Oh my, the quaint house we stayed was at the bottom of a high waterfall using that water directly into the house for drinking...no pollution. The house was painted red like 3/4 of the houses in Norway, cheap paint, a bi-product of iron oxide red dye. We hiked to Great Grandma's Davidson cliff dwelling, still there! Then had a potluck outdoors with very old time traditional foods and 36 relatives. (Many of them didn't know each other either and some were from 5 hrs. away). Each relative had on a name tag with their lineage to Ole Davidson. The older folks were 2nd cousins to my Mom and couldn't speak much English, but understood more than they would let on. Then 3rd, 4th, 5th cousins could all speak English, some very well. Together they celebrated our 40th wedding anniversary, one second cousin sang "Ten Thousand Red Roses" in Norwegian and gave us a huge bouquet of red roses from the back of his house (Norwegians like red), and then they gave us a wooden hand carved large bowl hand painted with Old Norwegian design...Beautiful! If you come visit us remind me to show it to you.
Next 2 days we toured the entire area including a 1000 year old church where Ole Davidson family went to church. We toured cemeteries where ancestors were buried. We visited family homes & farms with so much history family history that it was truly nostalgic. One 3rd cousin who had spent 4 yrs. in Kenya on humanitarian mission spoke English really well and had planned our personally narrated tour immaculately every where we went. Truly amazing. We visited his Mom, age 94 in nursing home. She held a picture of herself when she was age 4 wearing a dress my great grandparents had sent her from the USA.
Another amazing thing I forgot about our 6 hours in Oslo...a 2nd cousin historian of our Norway family, brought along pictures. He had no idea who they were. I recognized the 4 young women immediately...my Grandma and her 3 sisters!!! He was delighted to identify the family picture he had just kept...because!!!
We took the coastal ferry (like a cruise ship) from Bodo down to Trondheim, then the train back to Oslo. Our Norwegian family even though they'd never known us treated us like royalty! They made all arrangements for our travel by phone (speaking Norwegian helped much better than our English would have) and saw us off and greeted us on the other end.
Back in Oslo, that 3rd cousin even took us on a sailboat sunset cruise out in the Bay of Oslo where we ate unlimited shrimp out of huge tubs. We tramped 2 days seeing a lot in Oslo also. Then we took the train to Stockholm and enjoyed relatives and travel just as amazingly all over Sweden for the next 1 1/2 weeks before leaving Goteborg for home.
It was truly an anniversary trip made in heaven!!!
Although another group of Americans on the train from Oslo to Stockholm were very disappointed in their relatives in Norway, cold and calculated, charged them for everything. Go figure!

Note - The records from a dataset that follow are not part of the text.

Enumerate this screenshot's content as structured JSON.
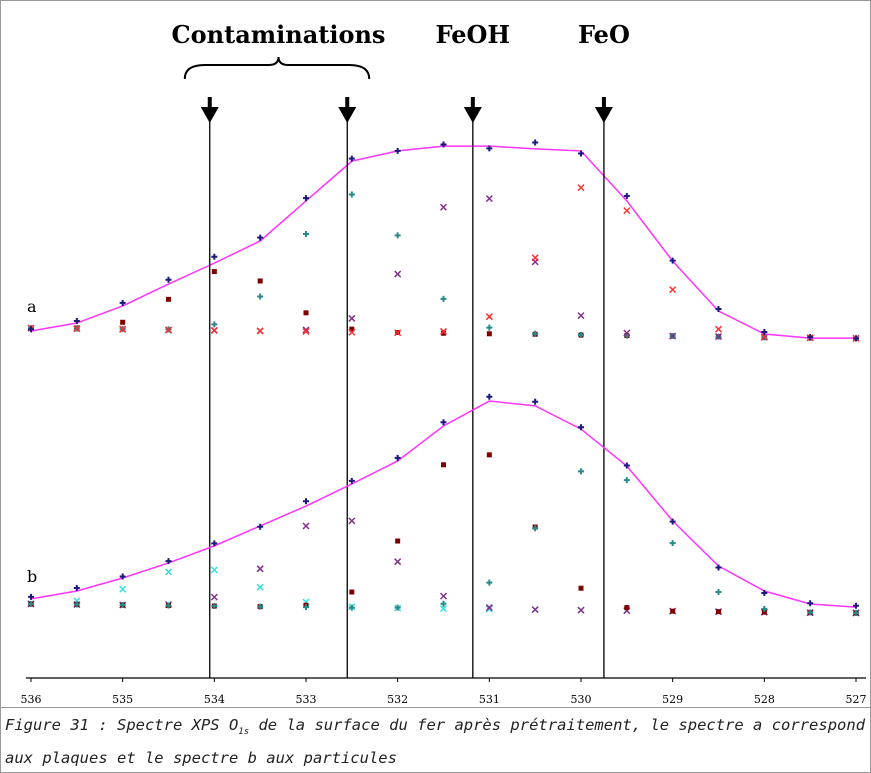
{
  "chart_data": [
    {
      "type": "xps",
      "label": "a",
      "xlim": [
        536,
        527
      ],
      "x": [
        536,
        535.5,
        535,
        534.5,
        534,
        533.5,
        533,
        532.5,
        532,
        531.5,
        531,
        530.5,
        530,
        529.5,
        529,
        528.5,
        528,
        527.5,
        527
      ],
      "ylim": [
        0,
        100
      ],
      "annotations": [
        {
          "label": "Contaminations",
          "x": [
            534.05,
            532.55
          ]
        },
        {
          "label": "FeOH",
          "x": [
            531.18
          ]
        },
        {
          "label": "FeO",
          "x": [
            529.75
          ]
        }
      ],
      "series": [
        {
          "color": "#800000",
          "marker": "square",
          "values": [
            7,
            7.1,
            9.3,
            18.3,
            29.2,
            25.5,
            13,
            6.6,
            5.3,
            5,
            4.8,
            4.6,
            4.3,
            4.1,
            3.9,
            3.7,
            3.4,
            3.2,
            3
          ]
        },
        {
          "color": "#2a8a8a",
          "marker": "plus",
          "values": [
            7,
            6.8,
            6.6,
            6.5,
            8.5,
            19.4,
            43.9,
            59.4,
            43.4,
            18.5,
            7.2,
            4.8,
            4.3,
            4.1,
            3.9,
            3.7,
            3.4,
            3.2,
            3
          ]
        },
        {
          "color": "#80308a",
          "marker": "cross",
          "values": [
            7,
            6.8,
            6.6,
            6.3,
            6.1,
            5.9,
            6.3,
            10.8,
            28.2,
            54.4,
            57.8,
            33,
            11.9,
            5.1,
            3.9,
            3.7,
            3.4,
            3.2,
            3
          ]
        },
        {
          "color": "#ff3030",
          "marker": "cross",
          "values": [
            7,
            6.8,
            6.6,
            6.3,
            6.1,
            5.9,
            5.7,
            5.4,
            5.2,
            5.7,
            11.5,
            34.6,
            62.1,
            53.1,
            22.1,
            6.6,
            3.6,
            3.2,
            3
          ]
        },
        {
          "color": "#ff33ff",
          "marker": "line",
          "values": [
            5.9,
            9,
            15.7,
            24.3,
            32.5,
            41.2,
            56.9,
            72.5,
            76.5,
            78.4,
            78.4,
            77.3,
            76.5,
            56.9,
            33.3,
            13.7,
            4.7,
            3.1,
            3.1
          ]
        },
        {
          "color": "#1a1a80",
          "marker": "plus",
          "values": [
            6.5,
            9.8,
            16.9,
            26,
            35,
            42.5,
            58,
            73.5,
            76.5,
            79,
            77.5,
            79.8,
            75.5,
            58.8,
            33.5,
            14.5,
            5.5,
            3.5,
            3
          ]
        }
      ]
    },
    {
      "type": "xps",
      "label": "b",
      "xlim": [
        536,
        527
      ],
      "xticks": [
        536,
        535,
        534,
        533,
        532,
        531,
        530,
        529,
        528,
        527
      ],
      "x": [
        536,
        535.5,
        535,
        534.5,
        534,
        533.5,
        533,
        532.5,
        532,
        531.5,
        531,
        530.5,
        530,
        529.5,
        529,
        528.5,
        528,
        527.5,
        527
      ],
      "ylim": [
        0,
        100
      ],
      "series": [
        {
          "color": "#33e0e0",
          "marker": "cross",
          "values": [
            4.9,
            5.9,
            10.5,
            17.3,
            18.1,
            11.3,
            5.5,
            3.6,
            3.1,
            2.9,
            2.7,
            2.5,
            2.3,
            2.1,
            1.9,
            1.7,
            1.5,
            1.3,
            1.2
          ]
        },
        {
          "color": "#80308a",
          "marker": "cross",
          "values": [
            4.7,
            4.5,
            4.3,
            4.5,
            7.4,
            18.5,
            35.3,
            37.3,
            21.3,
            7.8,
            3.3,
            2.5,
            2.3,
            2.1,
            1.9,
            1.7,
            1.5,
            1.3,
            1.2
          ]
        },
        {
          "color": "#800000",
          "marker": "square",
          "values": [
            4.7,
            4.5,
            4.3,
            4.1,
            3.9,
            3.7,
            4.2,
            9.4,
            29.4,
            59.3,
            63.2,
            34.9,
            10.9,
            3.3,
            1.9,
            1.7,
            1.5,
            1.3,
            1.2
          ]
        },
        {
          "color": "#2a8a8a",
          "marker": "plus",
          "values": [
            4.7,
            4.5,
            4.3,
            4.1,
            3.9,
            3.7,
            3.5,
            3.3,
            3.3,
            4.8,
            13.1,
            34.4,
            56.7,
            53.3,
            28.6,
            9.4,
            2.8,
            1.4,
            1.2
          ]
        },
        {
          "color": "#ff33ff",
          "marker": "line",
          "values": [
            6.7,
            9.8,
            14.9,
            20.8,
            27.5,
            35.3,
            43.1,
            51.8,
            60.8,
            74.5,
            84.3,
            82.4,
            73.3,
            58.8,
            37.3,
            19.6,
            9.8,
            4.7,
            3.5
          ]
        },
        {
          "color": "#1a1a80",
          "marker": "plus",
          "values": [
            7.5,
            11,
            15.5,
            21.5,
            28.5,
            35,
            45,
            53,
            62,
            76,
            86,
            84,
            74,
            59,
            37,
            19,
            9,
            5,
            4
          ]
        }
      ]
    }
  ],
  "caption": {
    "before": "Figure 31 : Spectre XPS O",
    "sub": "1s",
    "after": " de la surface du fer après prétraitement, le spectre a correspond aux plaques et le spectre b aux particules"
  }
}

Sadly we could not detect any believers in our group of relatives. Just seemed so friendly, loving, yet so secular. Most the churches in Scandinavia are state churches where people are baptized as infants, married, and buried. They value their churches mainly as historic architectural landmarks. The churches are the center for keeping genealogies though and are open to looking up anybody.
We'd go back to Norway in a heart beat as missionaries. People need the Lord there!!!
If Shalisha falls in love with that country you may find her a missionary there. Wouldn't that be wonderful?
If you ever get the chance to go there by all means do. What an experience!